Il tribunale di Vercelli ha condannato venerdì scorso a sedici anni di reclusione per omicidio volontario il medico Massimiliano Ammenti, di 52 anni, che nella notte tra il 21 e il 22 giugno dello scor-so anno, uccise a coltellate il collega Andrea Juvara sorprendendolo nel sonno nella sua casa di San Martino di Rosignano. Ammenti è stato giudicato con il rito abbreviato che prevede la riduzione di un terzo della pena. Il pm aveva richiesto la condanna a sedici anni considerando equivalenti la seminfermità mentale e l’aggravante della premeditazione, quest’ultima esclusa poi dal giudice.

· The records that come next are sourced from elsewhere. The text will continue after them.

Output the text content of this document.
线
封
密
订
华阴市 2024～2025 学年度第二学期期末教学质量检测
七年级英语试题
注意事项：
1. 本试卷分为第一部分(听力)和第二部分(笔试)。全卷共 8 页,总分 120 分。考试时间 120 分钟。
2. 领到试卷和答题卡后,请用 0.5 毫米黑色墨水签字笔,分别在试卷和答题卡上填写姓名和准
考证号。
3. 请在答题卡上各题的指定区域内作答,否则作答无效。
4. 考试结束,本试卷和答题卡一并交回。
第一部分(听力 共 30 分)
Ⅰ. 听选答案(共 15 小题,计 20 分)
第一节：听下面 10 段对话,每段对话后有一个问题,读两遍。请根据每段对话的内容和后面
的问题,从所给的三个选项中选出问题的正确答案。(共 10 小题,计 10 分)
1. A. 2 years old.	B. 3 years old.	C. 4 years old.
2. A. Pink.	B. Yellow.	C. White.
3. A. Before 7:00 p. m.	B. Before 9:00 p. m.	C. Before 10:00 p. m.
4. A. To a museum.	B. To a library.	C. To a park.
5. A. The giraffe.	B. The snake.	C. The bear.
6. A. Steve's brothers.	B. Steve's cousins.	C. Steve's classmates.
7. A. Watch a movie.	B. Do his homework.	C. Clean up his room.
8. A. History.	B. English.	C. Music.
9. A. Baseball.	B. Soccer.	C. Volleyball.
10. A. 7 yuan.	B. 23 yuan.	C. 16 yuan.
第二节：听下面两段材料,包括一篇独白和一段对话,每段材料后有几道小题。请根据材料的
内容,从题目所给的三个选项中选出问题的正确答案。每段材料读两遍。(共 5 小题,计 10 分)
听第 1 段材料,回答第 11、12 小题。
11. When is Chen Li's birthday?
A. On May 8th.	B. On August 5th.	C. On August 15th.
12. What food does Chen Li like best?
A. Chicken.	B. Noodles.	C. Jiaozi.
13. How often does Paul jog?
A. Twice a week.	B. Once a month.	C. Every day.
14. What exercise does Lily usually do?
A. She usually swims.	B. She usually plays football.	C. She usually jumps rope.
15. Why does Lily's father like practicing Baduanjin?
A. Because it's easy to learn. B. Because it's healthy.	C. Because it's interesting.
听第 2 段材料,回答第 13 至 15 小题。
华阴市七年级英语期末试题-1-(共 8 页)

Quella notte Ammenti colpì il collega con oltre dieci fendenti inferti con un coltello da cucina che, come chiarì l’autopsia, ne provocarono la morte per emorragia causata da lesioni al cuore e ad un polmone. Juvara, sorpreso nel sonno, non riuscì a difendersi ma nel corso della breve collocazione Ammenti riportò una profonda ferita che andò a farsi curare la mattina dopo al pronto soccorso di Novi. Nel pomeriggio i carabinieri di Casale Monferrato, già sulle sue tracce, lo sorpresero in casa e lo arrestarono. Una volta in caserma confessò subito l’omicidio dicendo che il collega lo umiliava mentre sembra invece che Juvara avesse più volte cercato di aiutarlo con i suoi problemi familiari ed esistenziali. Entrambi dipendenti dell’Asl provinciale i due medici avevano lavorato a lungo insieme nella guardia medica e al momento del fatto, entrambi svolgevano la loro attività presso l’ospedale di Casale Monferrato. Massimiliano Ammenti ha vissuto a lungo a Tortona, dove era giunto nel 1966 da Milano insieme alla madre, Renata Lenti, conosciuta alle cronache giudiziarie dell’epoca; nella nostra città aveva vissuto in viale Bassi, poi a Viguzzolo e a Cassano Spinola, dal ’98 al 2001 ancora a Tortona sempre come medico del 118 e della guardia medica. Si era poi trasferito nel casalese chiudendo ogni contatto con la nostra città ma non con Novi, ove aveva lontani parenti ed amici.